Step-by-step procedure for calculating the chi-square test statistic is given below:

• Click on Stat, select Tables and then click on Chi-square Test (Two-way table in a worksheet).
• Under Columns containing the table: enter the columns of Yes and No.
• Click ok.

Output obtained from MINITAB is given below:

Thus, the test statistic is 463.223, the degree of freedom is 3, and the P-value is 0.000.

Since all the expected frequencies are greater than 5, the usage of chi-square test is appropriate.

Conclusion:

The P-value is 0.000 and the level of significance is 0.05.

Here, the P-value is less than the level of significance.

Therefore, the null hypothesis is rejected.

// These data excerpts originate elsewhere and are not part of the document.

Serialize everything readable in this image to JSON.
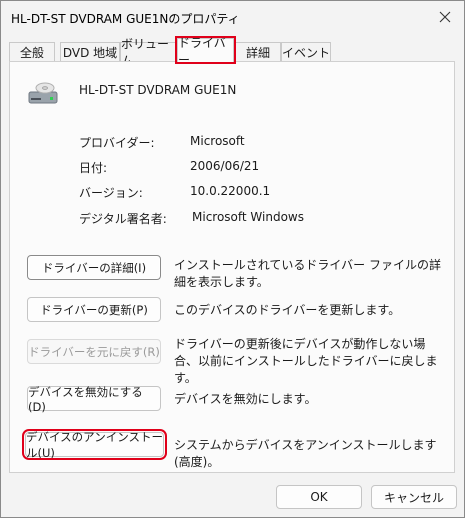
{
  "window": {
    "title": "HL-DT-ST DVDRAM GUE1Nのプロパティ"
  },
  "tabs": [
    {
      "label": "全般"
    },
    {
      "label": "DVD 地域"
    },
    {
      "label": "ボリューム"
    },
    {
      "label": "ドライバー"
    },
    {
      "label": "詳細"
    },
    {
      "label": "イベント"
    }
  ],
  "active_tab": "ドライバー",
  "device": {
    "name": "HL-DT-ST DVDRAM GUE1N"
  },
  "info": [
    {
      "label": "プロバイダー:",
      "value": "Microsoft"
    },
    {
      "label": "日付:",
      "value": "2006/06/21"
    },
    {
      "label": "バージョン:",
      "value": "10.0.22000.1"
    },
    {
      "label": "デジタル署名者:",
      "value": "Microsoft Windows"
    }
  ],
  "actions": [
    {
      "button": "ドライバーの詳細(I)",
      "description": "インストールされているドライバー ファイルの詳細を表示します。"
    },
    {
      "button": "ドライバーの更新(P)",
      "description": "このデバイスのドライバーを更新します。"
    },
    {
      "button": "ドライバーを元に戻す(R)",
      "description": "ドライバーの更新後にデバイスが動作しない場合、以前にインストールしたドライバーに戻します。"
    },
    {
      "button": "デバイスを無効にする(D)",
      "description": "デバイスを無効にします。"
    },
    {
      "button": "デバイスのアンインストール(U)",
      "description": "システムからデバイスをアンインストールします (高度)。"
    }
  ],
  "footer": {
    "ok": "OK",
    "cancel": "キャンセル"
  },
  "colors": {
    "highlight": "#e0001a",
    "window_bg": "#f3f3f3",
    "panel_bg": "#fbfbfb"
  }
}
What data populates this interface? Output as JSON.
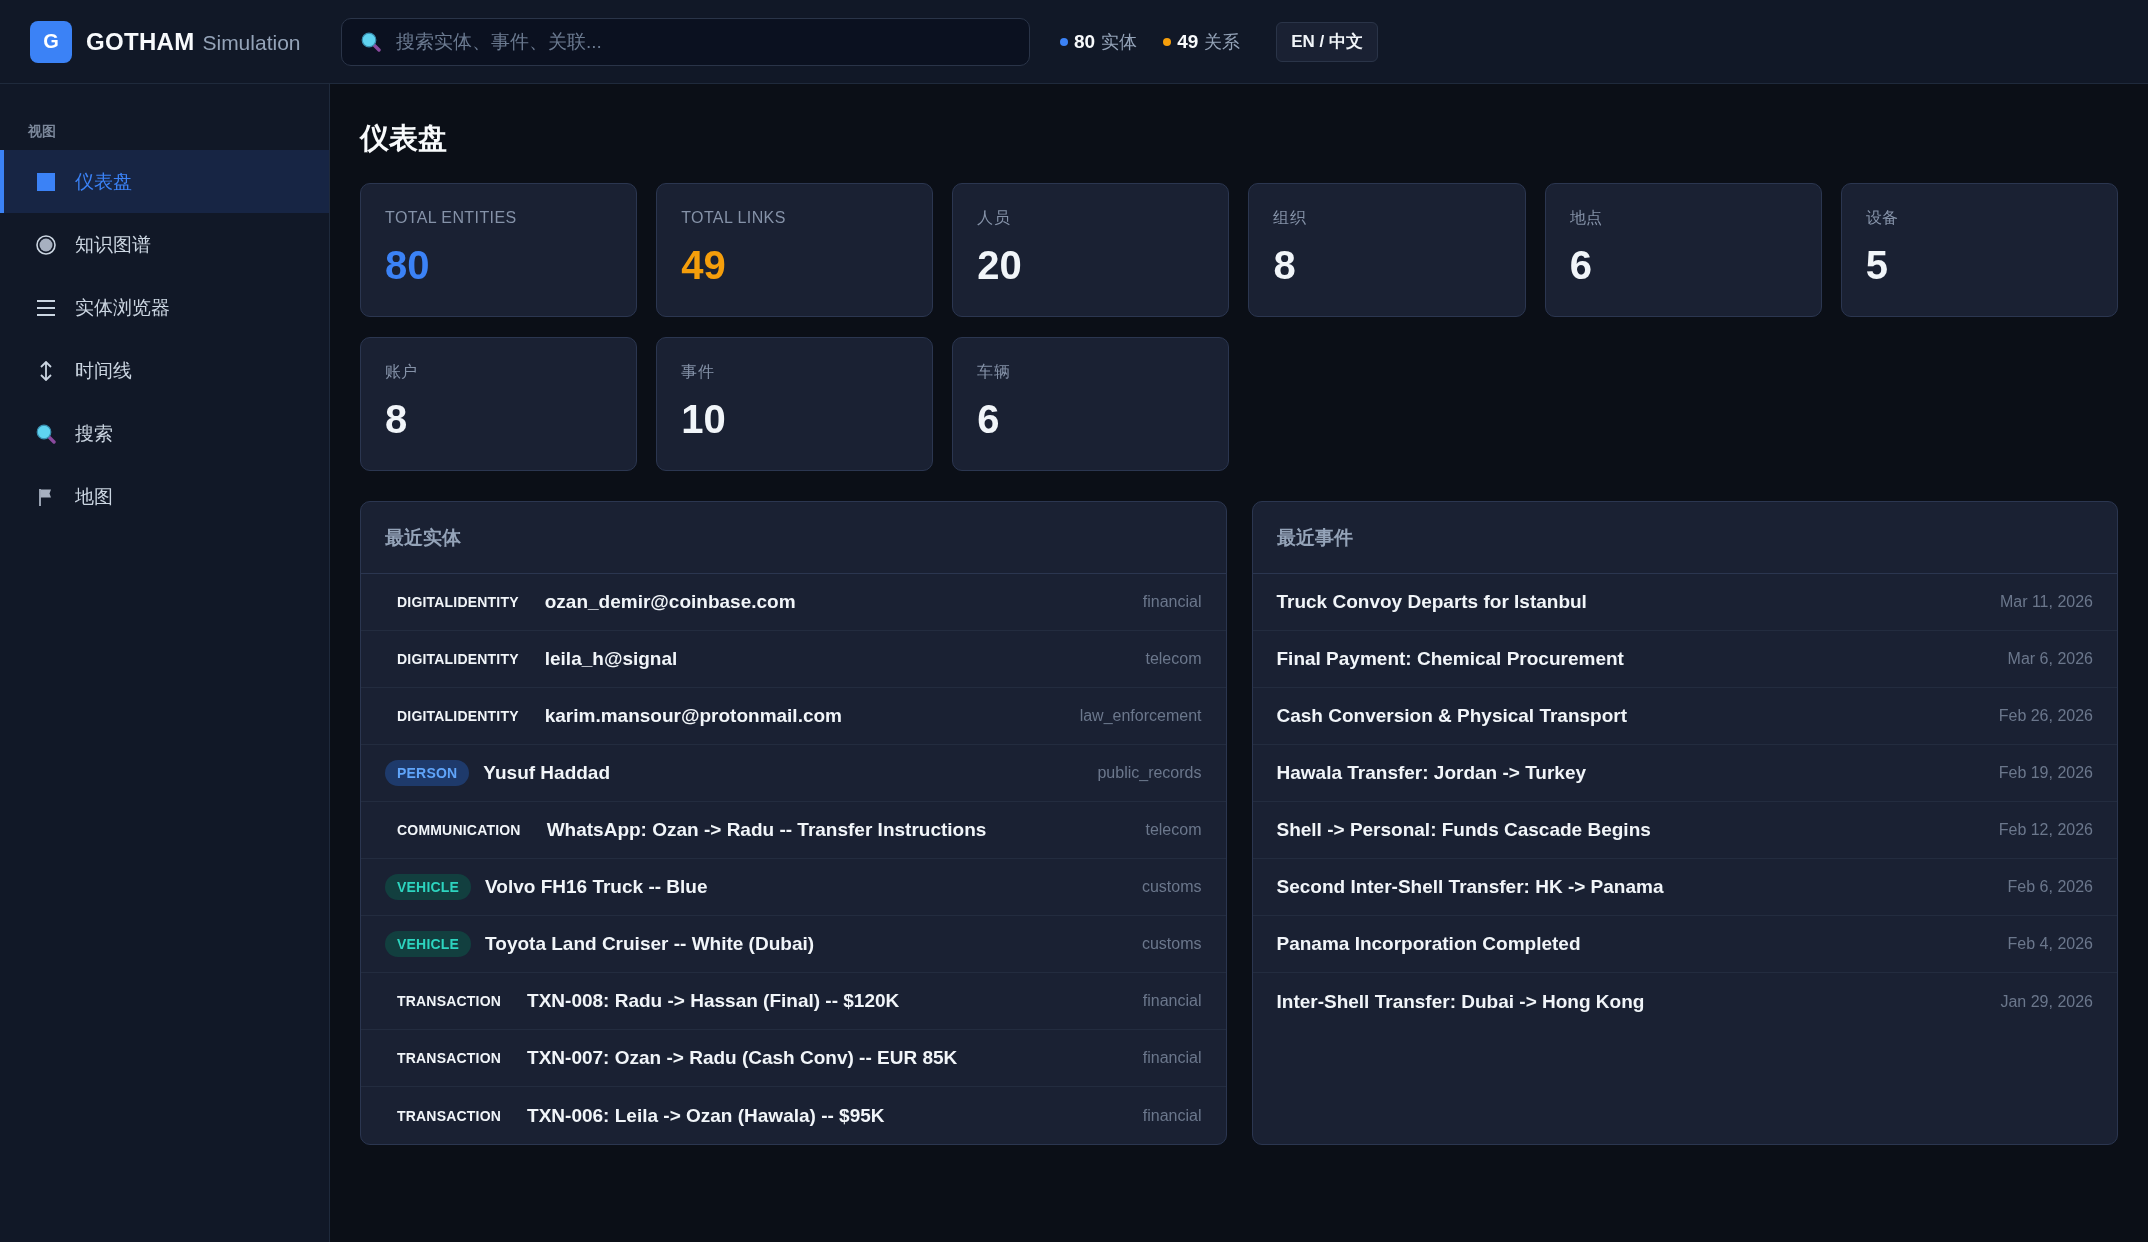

Thus, there is sufficient evidence to support the claim that there is a significant difference in the distribution of age groups on social network media usage.

Justification:

Fact:

If the null hypothesis is true, then the mean of any chi-square distribution is equal to its degrees of freedom.

From the MINITAB output, it can be observed that the degree of freedom is calculated as 3. So, the mean value of the chi-square statistic is 3.

Thus, the mean value of the chi-square statistic is 3.

Also, the observed chi-square value is ${\chi }^2=463.223$ and the mean value is 3. Thus, the observed value is larger than the mean value.

d.

To determine

To give: A comparison for the difference in the distribution of age across social media network usage.

Answer to Problem 25.43E

The age group 18-29 who have said “Yes” and the 65+ age group who have said “Yes” are contributing more to the chi-square test statistic.

The comparison shows that the age group 18 and below 50 are using social network media on their phones in a higher percentage when compared with the other age group or other people.

Explanation of Solution

From the MINITAB output, it can be seen that the observed frequencies for age group 18-29, 30-49 are higher than the expected frequency, given that the null hypothesis is true.

The age group 65+ that observed frequency for “Yes” is less than the expected frequency, given that the null hypothesis is true.